CES 2019: Embedded consumer tech is killing off advertising as we know it, says P&G brand chief

Procter & Gamble's chief brand officer, Marc Pritchard, shares how he sees technology disrupting consumer engagement and the way to build brands

P&G chief brand officer, Marc Pritchard (centre) with chief research, development and innovation officer, Kathy Fish
P&G chief brand officer, Marc Pritchard (centre) with chief research, development and innovation officer, Kathy Fish

The rise of embedded technology in consumer products has changed the very nature of brand building and could finally kill off advertising as we know it, P&G’s chief brand officer, Marc Pritchard, claims.

Speaking at this year’s Consumer Electronics Show in Las Vegas, the well-respected and longstanding marketing chief shared his views on the disruption of brand engagement thanks to technology innovation, and how it’s helping the FMCG transform from a mass marketing approach to personalised marketing.

P&G has released six tech-connected devices at the show. These included Olay Skin Advisor, which uses artificial intelligence (AI) to provide a personalised skincare analysis and recommendations to a consumer via selfie analysis and questionnaires; the Oral-B Genuis X toothbrush, which taps AI to recognise how users are brushing their teeth and provides personalised feedback on improving it; and the SK-II Future X Smart Store, which features gesture-driven ‘phygital’ experiences augmented by proprietary skin science and diagnostics.

“What technology is doing is disrupting everything we do,” Pritchard told attendees. “When you have these technologies embedded in products, it makes them more central to the brand building experience. It could eventually replace advertising as we know it.

“Just look at Olay: It was traditionally doing six ads per year, constantly changing, trying to tell everyone about every product. The brand cut back to focus on one ad, and has pivoted to far more one-to-one engagement. The skin advisor gives you that one-to-one engagement.

“What it’s doing is engaging with you every day, helping you learn about your skin - the algorithm gets smarter with every selfie and it’s not an ad at all, it’s a useful and engaging experience.”  
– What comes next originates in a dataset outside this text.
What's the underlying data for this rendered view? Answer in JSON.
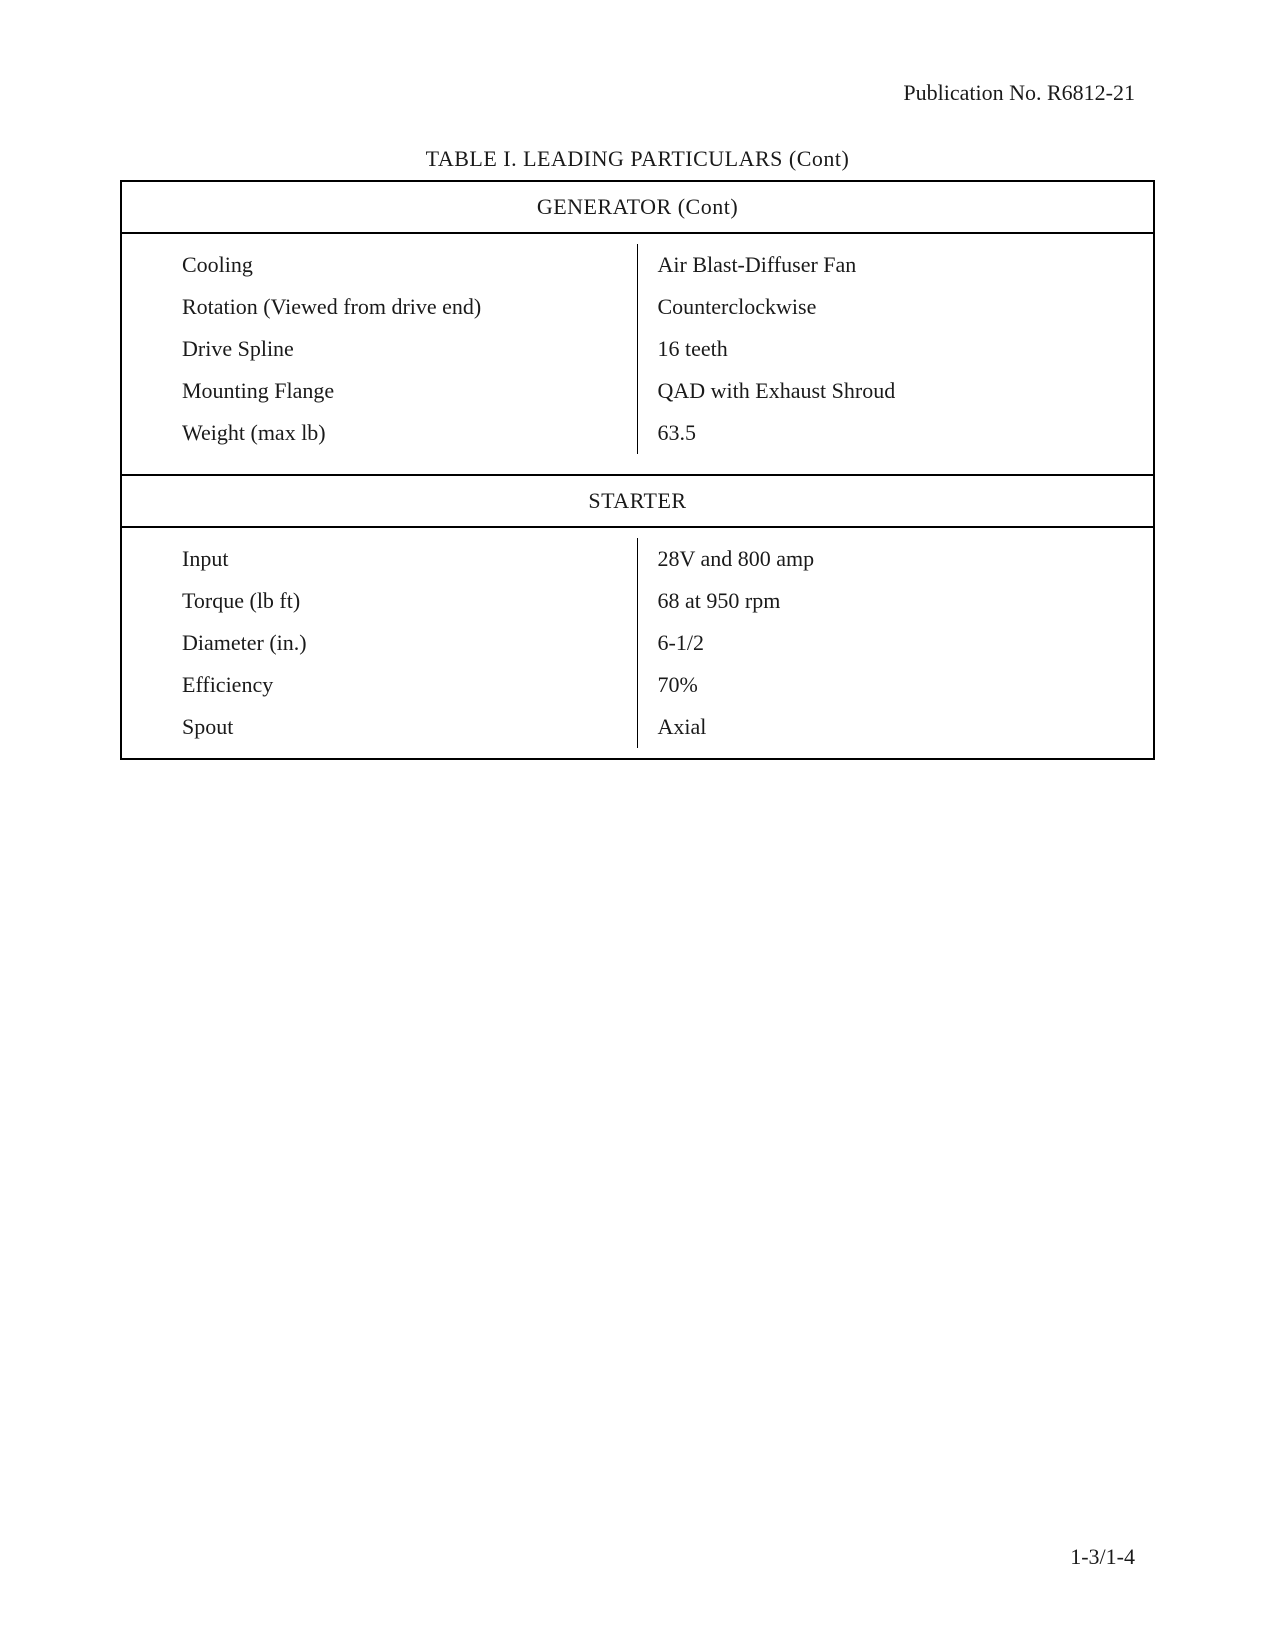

The Future X smart store is also now the advertising platform, Pritchard said. “This ‘phygital’ environment is both a physical and digital experience. It includes facial recognition, computer vision, and enhanced AI analytics with a diagnostic and science centre so you can get exactly what you need,” he said.

“Just think about it: An IoT [Internet of Things] technology that interacts with you on a daily basis that’s giving you feedback – that’s a lot more useful than an ad coming at you.”  

Pritchard also positioned these tech-led innovations as further steps in P&G’s quest to cut wastage out of the marketing ecosystem and shift from mass advertising to one-to-one brand building.

Over the past two years, Pritchard has been a highly vocal critic of the existing media supply chain and the waste it represents for brands, from the “murky and fraudulent” practices that continue to pervade the industry, to the need to shift to target, relevant and precise engagement with consumers.

“We’re reinventing how we brand completely. Yes, we still do TV but we’re moving from mass blasting approach to mass reach, but with one-to-one precision using our own DMP,” Pritchard continued, noting P&G now has more than 1 billion consumer IDs at its disposal internally.

“That allows us to do propensity analytics and precisely reach people. Increasingly it’s giving us that direct relationship with consumers. We’re getting our own consumer data, our own data scientists, our own algorithms, and disintermediating the supply chain to get closer to consumers.

“That changes advertising – it’s less about blasting someone, and much more about engaging and creating utility.”

P&G’s other emphasis is creating content people want to talk about and that demonstrates the brand’s clear point of view. As examples, Pritchard pointed to SK-II’s ‘Bar skin’ project and Olay’s ‘Face anything’ initiatives, which both challenge the notion women must wear make-up in order to be beautiful.

At the same time, the new Gilette warm razor is also a product that has a point of view on masculinity, Pritchard said.

“This gets people to talk about the brand in a different way,” Pritchard said. “That then changes our agency relationships, as our folks have their keys on the keyboard. And it changes citizenship in terms of equality and the environment… We want to express that point of view. Brands can be more themselves and a force for themselves and for growth.

“The days of advertising as we know it today are numbered and CMOs need to start thinking about a world where they’re embedding these brand points of view.”

Ultimately, it’s about creating experiences for consumers so they see all sides of the brand, Pritchard concluded.

“It’s not just one or two sides of the brand. That’s what the future is about,” he added.